VideoAgent
In progressUnified YouTube pipeline — one recording in, one long-form video + multiple shorts out. EDL-driven cuts, Whisper transcripts, MediaPipe face tracking, Remotion composition, FFmpeg render.
Problem
Producing one YouTube long video + 3–5 shorts from the same recording takes hours of manual editing.
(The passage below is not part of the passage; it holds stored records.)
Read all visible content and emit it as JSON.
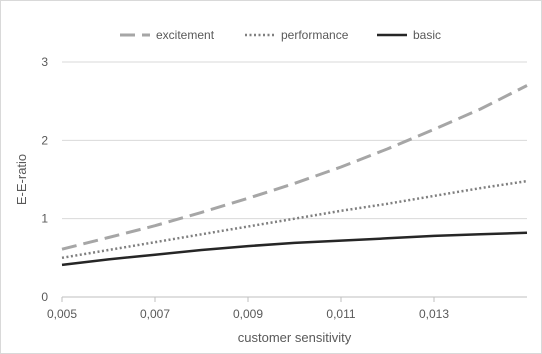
{
  "chart_data": {
    "type": "line",
    "title": "",
    "xlabel": "customer sensitivity",
    "ylabel": "E-E-ratio",
    "xlim": [
      0.005,
      0.015
    ],
    "ylim": [
      0,
      3
    ],
    "xticks": [
      0.005,
      0.007,
      0.009,
      0.011,
      0.013
    ],
    "xtick_labels": [
      "0,005",
      "0,007",
      "0,009",
      "0,011",
      "0,013"
    ],
    "yticks": [
      0,
      1,
      2,
      3
    ],
    "ytick_labels": [
      "0",
      "1",
      "2",
      "3"
    ],
    "grid": "horizontal",
    "legend_position": "top",
    "x": [
      0.005,
      0.006,
      0.007,
      0.008,
      0.009,
      0.01,
      0.011,
      0.012,
      0.013,
      0.014,
      0.015
    ],
    "series": [
      {
        "name": "excitement",
        "style": "dashed",
        "color": "#a6a6a6",
        "values": [
          0.61,
          0.76,
          0.91,
          1.08,
          1.26,
          1.45,
          1.66,
          1.89,
          2.14,
          2.4,
          2.7
        ]
      },
      {
        "name": "performance",
        "style": "dotted",
        "color": "#7f7f7f",
        "values": [
          0.5,
          0.6,
          0.7,
          0.8,
          0.9,
          1.0,
          1.1,
          1.19,
          1.29,
          1.39,
          1.48
        ]
      },
      {
        "name": "basic",
        "style": "solid",
        "color": "#262626",
        "values": [
          0.41,
          0.48,
          0.54,
          0.6,
          0.65,
          0.69,
          0.72,
          0.75,
          0.78,
          0.8,
          0.82
        ]
      }
    ]
  }
}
Existing “AI shorts” tools either require a SaaS subscription or produce uncreative cuts that don’t match the long video’s framing.
Solution
An EDL-driven pipeline (Edit Decision List as the contract between stages):
- Ingest — Whisper transcribes the raw recording to timestamped text
- EDL builder — applies cut rules (fillers, long pauses, tangents) plus shorts-candidate detection (high-energy segments, self-contained hooks)
- Face tracking — MediaPipe locks framing on speaker for vertical shorts
- Compose — Remotion builds long and shorts compositions from the same EDL
- Render — FFmpeg produces final MP4s per target platform
Each stage has a typed contract and isolated tests, so a failure is localized to a specific step — not “the whole pipeline broke.”
Stack
Python orchestration, Whisper for transcription, MediaPipe for tracking, Remotion (React-based video compositions) for layout, FFmpeg for final render.
Why this matters
Real systems design problem, not a toy. Contracts between stages matter more than any single stage being clever. Tests gate the pipeline — 94/94 green means refactors are safe.